(Bloomberg) -- The system under which U.K. banks access the European Union after Brexit could soon become more complicated.
Lawmakers in the European Parliament are demanding a right to object to any executive decision granting regulatory “equivalence,” and to have the power over such decisions spread more evenly between different institutions in Brussels. If adopted, the measure could inject further uncertainty into a system of EU market access that the U.K. already regards as inadequate for the time after Brexit.
Equivalence decisions are “technical in nature,” but they also have “a clear political dimension, possibly balancing different policy objectives,” the parliament said in a non-binding report adopted on Wednesday. The process “should be subject to appropriate scrutiny” by the parliament and national governments.

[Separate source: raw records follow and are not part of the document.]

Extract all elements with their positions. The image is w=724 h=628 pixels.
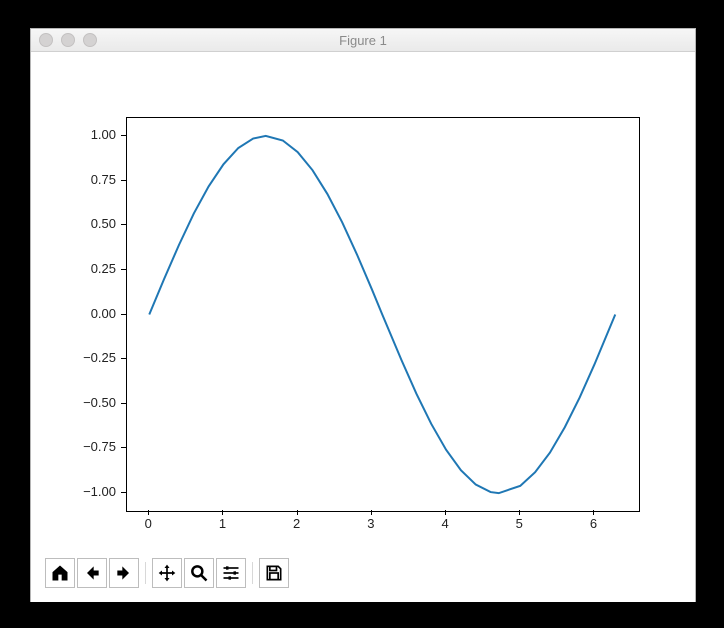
close-window-button[interactable] <box>39 33 53 47</box>
xtick-label: 6 <box>583 516 603 531</box>
figure-canvas: −1.00 −0.75 −0.50 −0.25 0.00 0.25 0.50 0.75 1.00… <box>31 52 695 602</box>
xtick-mark <box>519 510 520 515</box>
magnifier-icon <box>189 563 209 583</box>
ytick-mark <box>121 447 126 448</box>
ytick-label: 0.00 <box>66 306 116 321</box>
xtick-label: 1 <box>212 516 232 531</box>
figure-window: Figure 1 <box>30 28 696 602</box>
forward-button[interactable] <box>109 558 139 588</box>
ytick-label: 0.75 <box>66 172 116 187</box>
ytick-mark <box>121 403 126 404</box>
ytick-label: 0.25 <box>66 261 116 276</box>
zoom-button[interactable] <box>184 558 214 588</box>
ytick-label: 1.00 <box>66 127 116 142</box>
line-plot <box>127 118 639 511</box>
xtick-label: 3 <box>361 516 381 531</box>
toolbar-separator <box>252 562 253 584</box>
minimize-window-button[interactable] <box>61 33 75 47</box>
home-icon <box>50 563 70 583</box>
window-title: Figure 1 <box>31 33 695 48</box>
arrow-right-icon <box>114 563 134 583</box>
move-icon <box>157 563 177 583</box>
xtick-mark <box>148 510 149 515</box>
xtick-label: 5 <box>509 516 529 531</box>
save-icon <box>264 563 284 583</box>
ytick-mark <box>121 135 126 136</box>
save-button[interactable] <box>259 558 289 588</box>
arrow-left-icon <box>82 563 102 583</box>
axes <box>126 117 640 512</box>
sliders-icon <box>221 563 241 583</box>
pan-button[interactable] <box>152 558 182 588</box>
xtick-label: 4 <box>435 516 455 531</box>
xtick-label: 2 <box>287 516 307 531</box>
titlebar: Figure 1 <box>31 29 695 52</box>
ytick-label: −0.50 <box>66 395 116 410</box>
xtick-mark <box>593 510 594 515</box>
xtick-mark <box>371 510 372 515</box>
xtick-mark <box>222 510 223 515</box>
back-button[interactable] <box>77 558 107 588</box>
ytick-mark <box>121 314 126 315</box>
ytick-mark <box>121 269 126 270</box>
ytick-label: −0.75 <box>66 439 116 454</box>
ytick-label: −1.00 <box>66 484 116 499</box>
ytick-mark <box>121 492 126 493</box>
window-controls <box>39 33 97 47</box>
xtick-mark <box>297 510 298 515</box>
ytick-mark <box>121 180 126 181</box>
configure-button[interactable] <box>216 558 246 588</box>
toolbar-separator <box>145 562 146 584</box>
xtick-label: 0 <box>138 516 158 531</box>
ytick-label: −0.25 <box>66 350 116 365</box>
ytick-mark <box>121 358 126 359</box>
ytick-mark <box>121 224 126 225</box>
xtick-mark <box>445 510 446 515</box>
zoom-window-button[interactable] <box>83 33 97 47</box>
series-line <box>149 136 615 493</box>
home-button[interactable] <box>45 558 75 588</box>
ytick-label: 0.50 <box>66 216 116 231</box>
navigation-toolbar <box>45 558 289 588</box>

While the opinion doesn’t have any immediate consequences, it offers a glimpse into the parliament’s thinking on other files that are currently under review and where the system of market access for third-country firms is being amended.
Under the “equivalence” system, foreign firms get access to the EU if their home country’s rules are deemed as tough as the ones in the bloc. It’s become a talking point in the Brexit negotiations, as the EU is offering what it calls an “improved equivalence” system to the U.K. This could entail a more intrusive degree of scrutiny by EU authorities because the size of the U.K.’s financial market makes the EU more susceptible to instability originating there.
The political nature of the process was also highlighted when the EU tied recognition of Swiss rules to progress on an unrelated political issue.